Topic: Configuring local Apache https website in Windows

[DavidSpector]

I have implemented (see partial config file below) two virtual hosts on my local development windows computer:

"localhost", which corresponds to folder C:/Web, and is http. It contains many websites.
"www.nsrusa.local", which corresponds to folder C:/Web/nsr, and is self-signed https. It is one website.
The HOSTS file contains the line "127.0.0.1 www.nsrusa.local".

There are two major problems:

1. Browsing to https://www.nsrusa.local/ brings up the Firefox "Your connection is not secure" message (verified by using the Firefox Network tool). A minor problem is that it resolves to C:\Web instead of the correct C:\Web\nsr.

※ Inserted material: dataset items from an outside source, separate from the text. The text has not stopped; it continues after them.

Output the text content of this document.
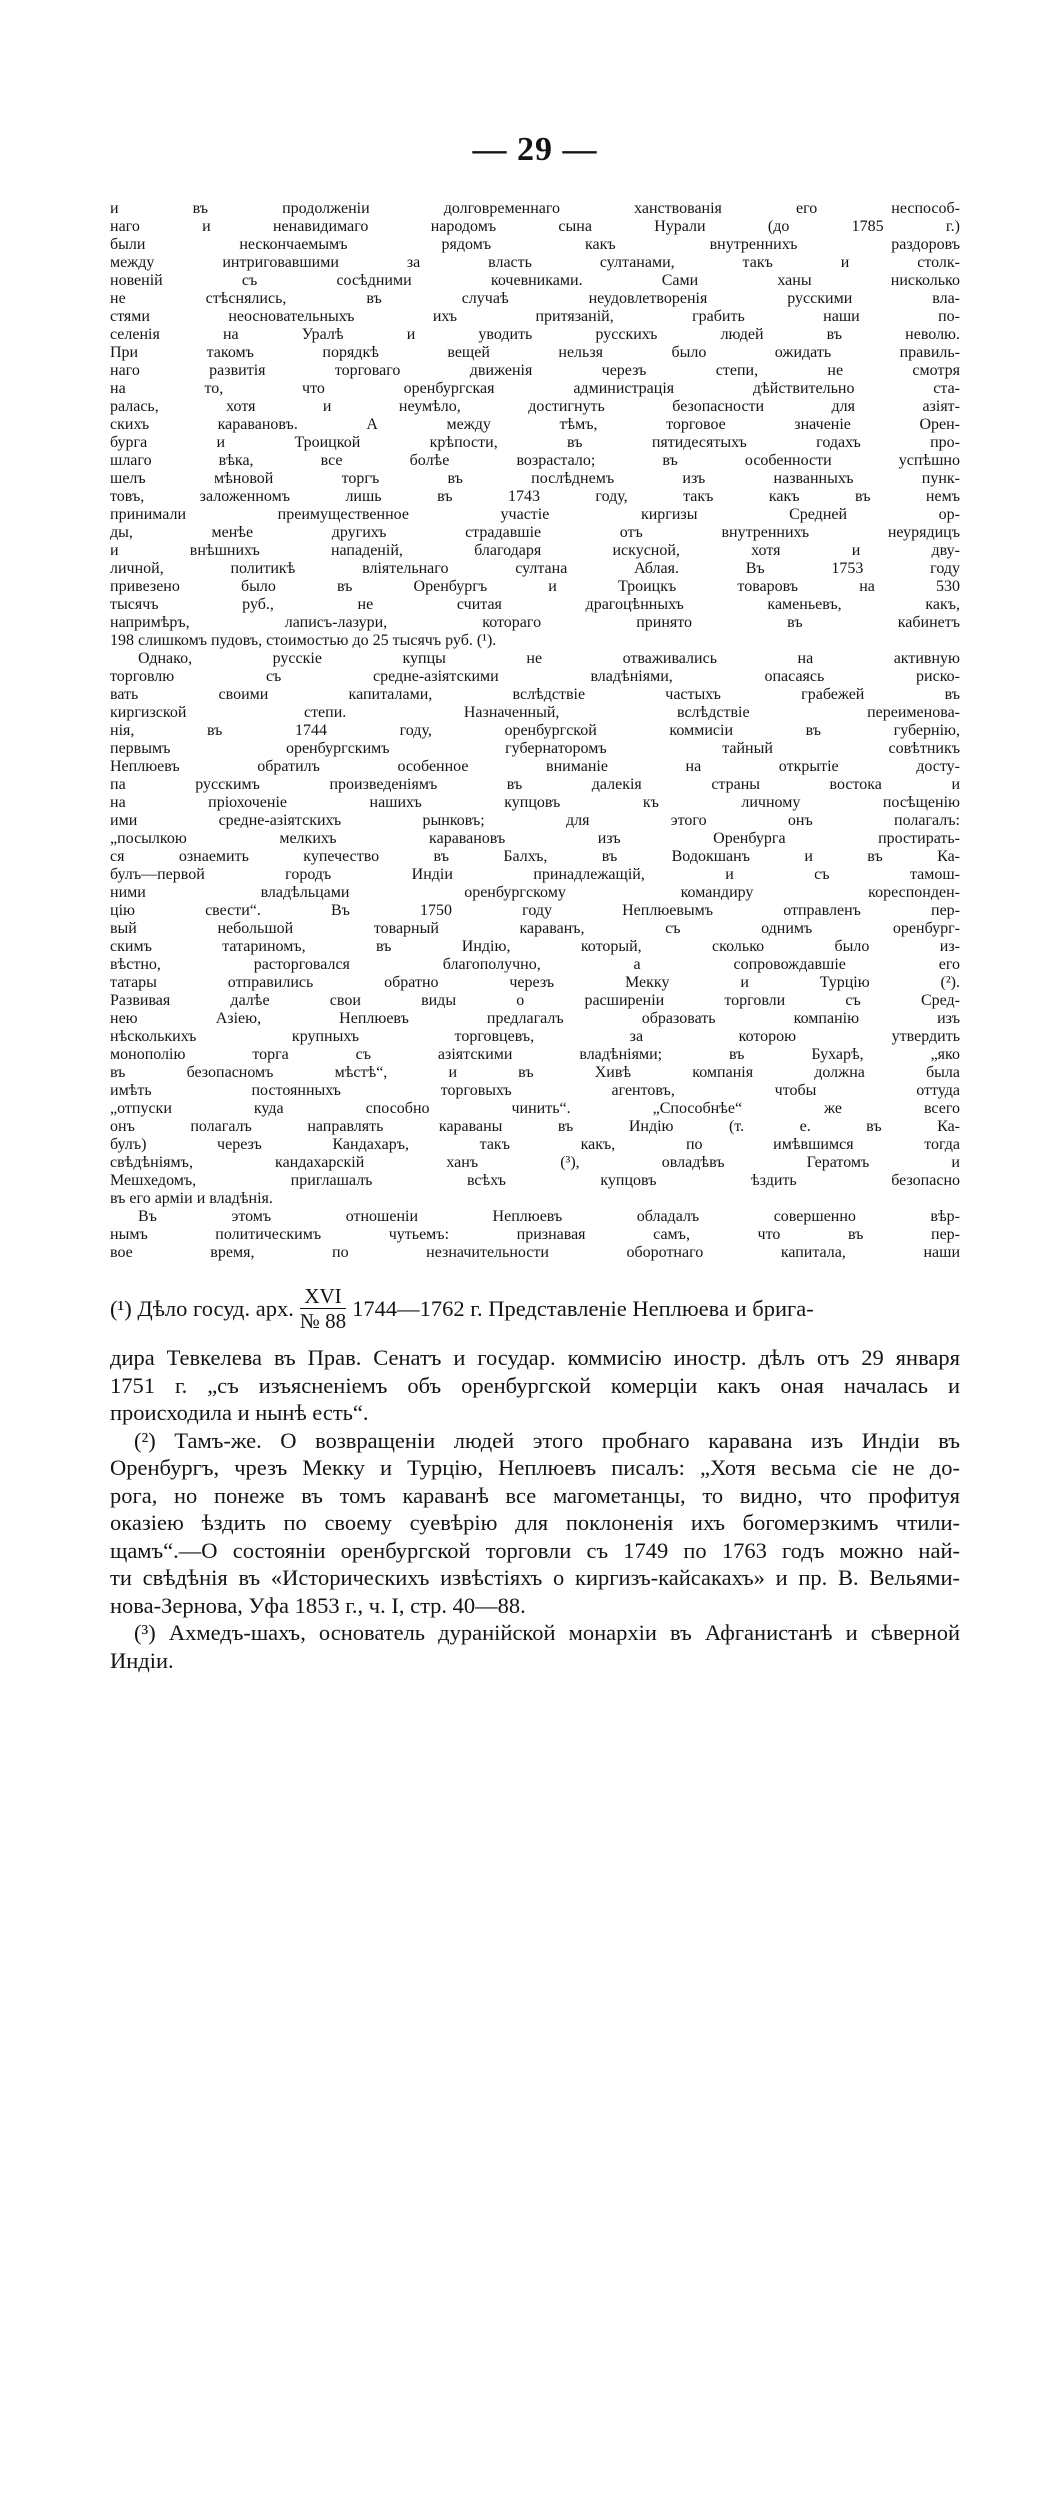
— 29 —
и въ продолженіи долговременнаго ханствованія его неспособ-
наго и ненавидимаго народомъ сына Нурали (до 1785 г.)
были нескончаемымъ рядомъ какъ внутреннихъ раздоровъ
между интриговавшими за власть султанами, такъ и столк-
новеній съ сосѣдними кочевниками. Сами ханы нисколько
не стѣснялись, въ случаѣ неудовлетворенія русскими вла-
стями неосновательныхъ ихъ притязаній, грабить наши по-
селенія на Уралѣ и уводить русскихъ людей въ неволю.
При такомъ порядкѣ вещей нельзя было ожидать правиль-
наго развитія торговаго движенія черезъ степи, не смотря
на то, что оренбургская администрація дѣйствительно ста-
ралась, хотя и неумѣло, достигнуть безопасности для азіят-
скихъ каравановъ. А между тѣмъ, торговое значеніе Орен-
бурга и Троицкой крѣпости, въ пятидесятыхъ годахъ про-
шлаго вѣка, все болѣе возрастало; въ особенности успѣшно
шелъ мѣновой торгъ въ послѣднемъ изъ названныхъ пунк-
товъ, заложенномъ лишь въ 1743 году, такъ какъ въ немъ
принимали преимущественное участіе киргизы Средней ор-
ды, менѣе другихъ страдавшіе отъ внутреннихъ неурядицъ
и внѣшнихъ нападеній, благодаря искусной, хотя и дву-
личной, политикѣ вліятельнаго султана Аблая. Въ 1753 году
привезено было въ Оренбургъ и Троицкъ товаровъ на 530
тысячъ руб., не считая драгоцѣнныхъ каменьевъ, какъ,
напримѣръ, лаписъ-лазури, котораго принято въ кабинетъ
198 слишкомъ пудовъ, стоимостью до 25 тысячъ руб. (¹).
Однако, русскіе купцы не отваживались на активную
торговлю съ средне-азіятскими владѣніями, опасаясь риско-
вать своими капиталами, вслѣдствіе частыхъ грабежей въ
киргизской степи. Назначенный, вслѣдствіе переименова-
нія, въ 1744 году, оренбургской коммисіи въ губернію,
первымъ оренбургскимъ губернаторомъ тайный совѣтникъ
Неплюевъ обратилъ особенное вниманіе на открытіе досту-
па русскимъ произведеніямъ въ далекія страны востока и
на пріохоченіе нашихъ купцовъ къ личному посѣщенію
ими средне-азіятскихъ рынковъ; для этого онъ полагалъ:
„посылкою мелкихъ каравановъ изъ Оренбурга простирать-
ся ознаемить купечество въ Балхъ, въ Водокшанъ и въ Ка-
булъ—первой городъ Индіи принадлежащій, и съ тамош-
ними владѣльцами оренбургскому командиру кореспонден-
цію свести“. Въ 1750 году Неплюевымъ отправленъ пер-
вый небольшой товарный караванъ, съ однимъ оренбург-
скимъ татариномъ, въ Индію, который, сколько было из-
вѣстно, расторговался благополучно, а сопровождавшіе его
татары отправились обратно черезъ Мекку и Турцію (²).
Развивая далѣе свои виды о расширеніи торговли съ Сред-
нею Азіею, Неплюевъ предлагалъ образовать компанію изъ
нѣсколькихъ крупныхъ торговцевъ, за которою утвердить
монополію торга съ азіятскими владѣніями; въ Бухарѣ, „яко
въ безопасномъ мѣстѣ“, и въ Хивѣ компанія должна была
имѣть постоянныхъ торговыхъ агентовъ, чтобы оттуда
„отпуски куда способно чинить“. „Способнѣе“ же всего
онъ полагалъ направлять караваны въ Индію (т. е. въ Ка-
булъ) черезъ Кандахаръ, такъ какъ, по имѣвшимся тогда
свѣдѣніямъ, кандахарскій ханъ (³), овладѣвъ Гератомъ и
Мешхедомъ, приглашалъ всѣхъ купцовъ ѣздить безопасно
въ его арміи и владѣнія.
Въ этомъ отношеніи Неплюевъ обладалъ совершенно вѣр-
нымъ политическимъ чутьемъ: признавая самъ, что въ пер-
вое время, по незначительности оборотнаго капитала, наши
(¹) Дѣло госуд. арх. $\frac{\text{XVI}}{№ 88}$ 1744—1762 г. Представленіе Неплюева и брига-
дира Тевкелева въ Прав. Сенатъ и государ. коммисію иностр. дѣлъ отъ 29 января
1751 г. „съ изъясненіемъ объ оренбургской комерціи какъ оная началась и
происходила и нынѣ есть“.
(²) Тамъ-же. О возвращеніи людей этого пробнаго каравана изъ Индіи въ
Оренбургъ, чрезъ Мекку и Турцію, Неплюевъ писалъ: „Хотя весьма сіе не до-
рога, но понеже въ томъ караванѣ все магометанцы, то видно, что профитуя
оказіею ѣздить по своему суевѣрію для поклоненія ихъ богомерзкимъ чтили-
щамъ“.—О состояніи оренбургской торговли съ 1749 по 1763 годъ можно най-
ти свѣдѣнія въ «Историческихъ извѣстіяхъ о киргизъ-кайсакахъ» и пр. В. Вельями-
нова-Зернова, Уфа 1853 г., ч. I, стр. 40—88.
(³) Ахмедъ-шахъ, основатель дуранійской монархіи въ Афганистанѣ и сѣверной
Индіи.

2. Browsing to http://localhost/nsr/ should fail (because of SSLRequireSSL), but succeeds.

# Config file excerpt:
# Virtual Host

# localhost = C:/Web
<VirtualHost *:80>
DocumentRoot "c:/Web"
ServerName localhost
<Directory "c:/Web">
AllowOverride All
Options Indexes MultiViews FollowSymLinks
#Require all granted
</Directory>
</VirtualHost>

# www.nsrusa.local = C:/Web/nsr
<VirtualHost *:443>
DocumentRoot "c:/Web/nsr"
ServerName www.nsrusa.local
SSLEngine on
SSLCertificateFile "C:/WAMP/apache2/conf/nsrlocal.crt"
SSLCertificateKeyFile "C:/WAMP/apache2/conf/nsrlocal.key"
<Directory "c:/Web/nsr">
SSLRequireSSL
AllowOverride All
Options Indexes MultiViews FollowSymLinks
#Require all granted
</Directory>
</VirtualHost>
[/code][/list]

[DavidSpector]

I solved these problems by:

1. Downloading the correct version of OpenSSL light 32-bit for Windows from https://slproweb.com/products/Win32OpenSSL.html and installing it.

2. Following this procedure to generate a security certificate:

Add to system environment variable "Path": C:\Program Files (x86)\OpenSSL\bin
Set system environment variable "OPENSSL_CONF" to C:\Program Files (x86)\OpenSSL\bin\openssl.cfg

Executing these commands in an admin command prompt window:

[James Blond]

Why don't you use a real certificate like from lets encrypt?

[DavidSpector]

Good question. Here are my reasons:

1. This is a development machine. I don't mind telling Firefox to accept the certificate.

2. Let's Encrypt does not issue certificates the way the OpenSSL command does. It provides software that automatically installs and renews certificates. It is intended for production machines.

[Steffen]

See : https://letsencrypt.org/docs/certificates-for-localhost/

[DavidSpector]

Steffen, Thanks, I had forgotten this page. Good stuff. In particular, it recommends creating a self-signed Certificate Authority on the local computer, then using that to create certificates for specific local or application websites. This prevents Man In The Middle attacks if a malicious user can gain local access.

There are already good pages on the Web explaining the details of using OpenSSL.exe (Windows) to generate first the CA cert, then the domain cert.

However, it is still true that Let's Encrypt works with server management tools to make it easy to move the whole Web to HTTPS security. Let's Encrypt has no service to generate certificates manually for local use, nor do they encourage this.

That having been said, it is also possible (I have done it) to copy the Let's Encrypt certificate from an existing server (in my case managed and automatically renewed every few months by WHM/cPanel) down to a local computer, and then enter the domain name in the HOSTS file. Then, when you enter the domain name in a local browser (https://www.example.com), you get the local website instead of the remote website. You get the same green-icon HTTPS service on the local as on the remote. But then you have to comment out the HOSTS entry if you want to see how your remote site works.

The technique I described here allows concurrent display of both remote and local websites, since it uses different domain names.